If his records are any indication, Al Green is a troubled, no, haunted man. Imagine the spiritual afflictions that prompted the theme of "Keep Me Cryin'," Green's latest single and a song from Have a Good Time: "Well I pleased all the people/But I couldn't please the crowd/So I got down on my knees and said/Father, wouldn't you clear my head/They keep me crying all the time." What makes the thing even stranger is the song's foundation: a sprightly rhythm topped by a sweet alto, and brassy trumpet fanfares replacing the usually dark and moody Memphis horns. Somehow the apparent contradictions between tone and theme work, and "Keep Me Crying" is one of the great Al Green singles of recent years.

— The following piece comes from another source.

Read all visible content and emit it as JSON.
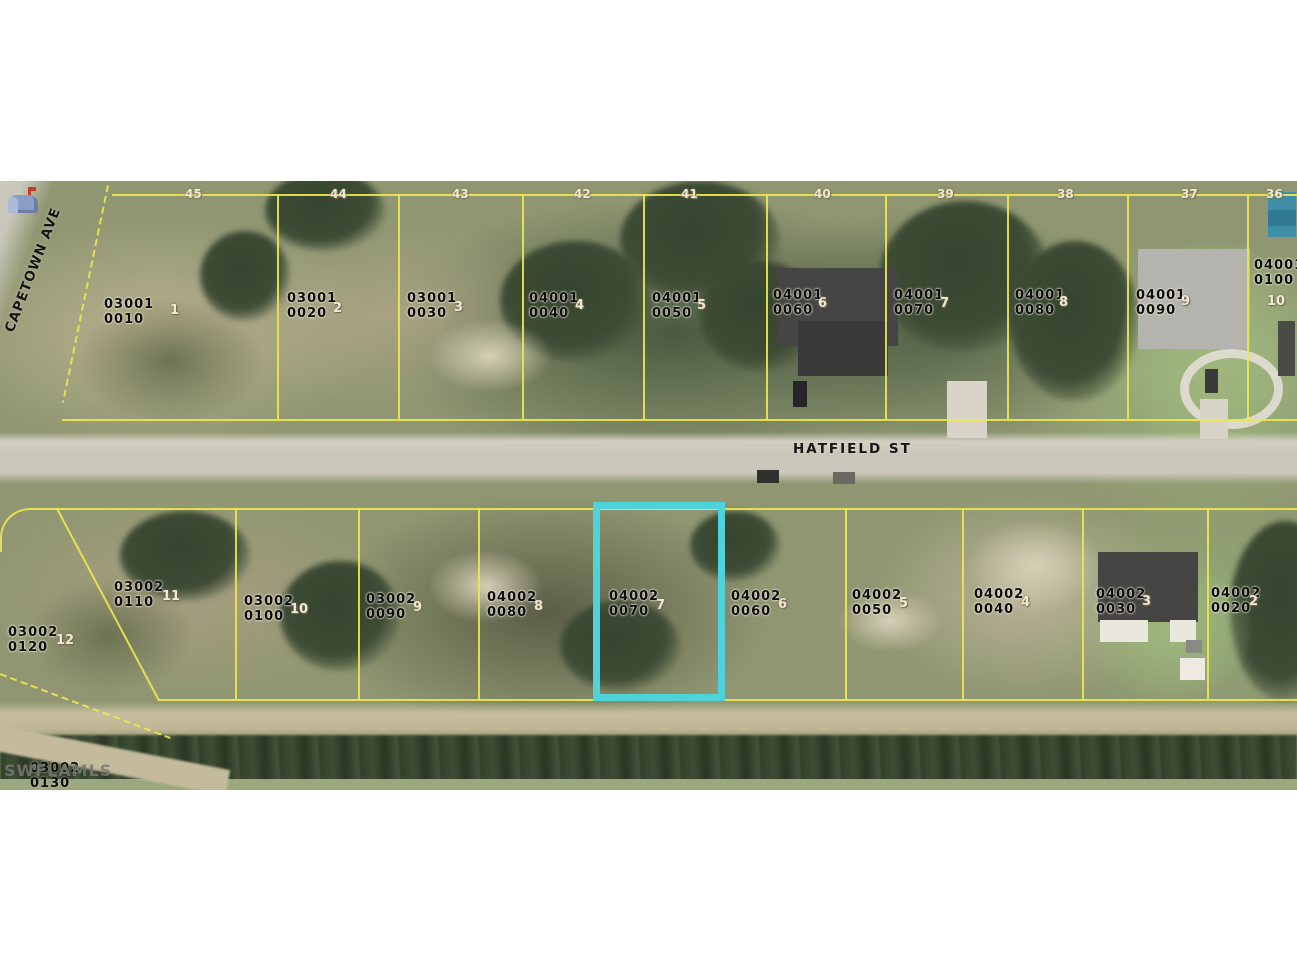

After the relatively adventurous Al Green Is Love, Green and producer Willie Mitchell scampered back to more conservative territory on last year's Full of Fire and again on Have a Good Time. Al's recent announcement that he intends to bring religion into his music has not brought any appreciable changes. To be sure, there are three gospel songs here, including the marvelous Sam Cooke/Soul Stirrers title cut, but too often Green and Mitchell fall back on ploys from previous albums, including yet another country-soul weeper, Toussaint McCall's "Nothing Takes the Place of You," which fails to reach the stark melancholy of the original. Near the end of side two Green crows, "I'm happy," but it is "Something," on side one, that truly sets the tone of this album: "Something is doggin' me.... Whatever it is I can't leave it alone."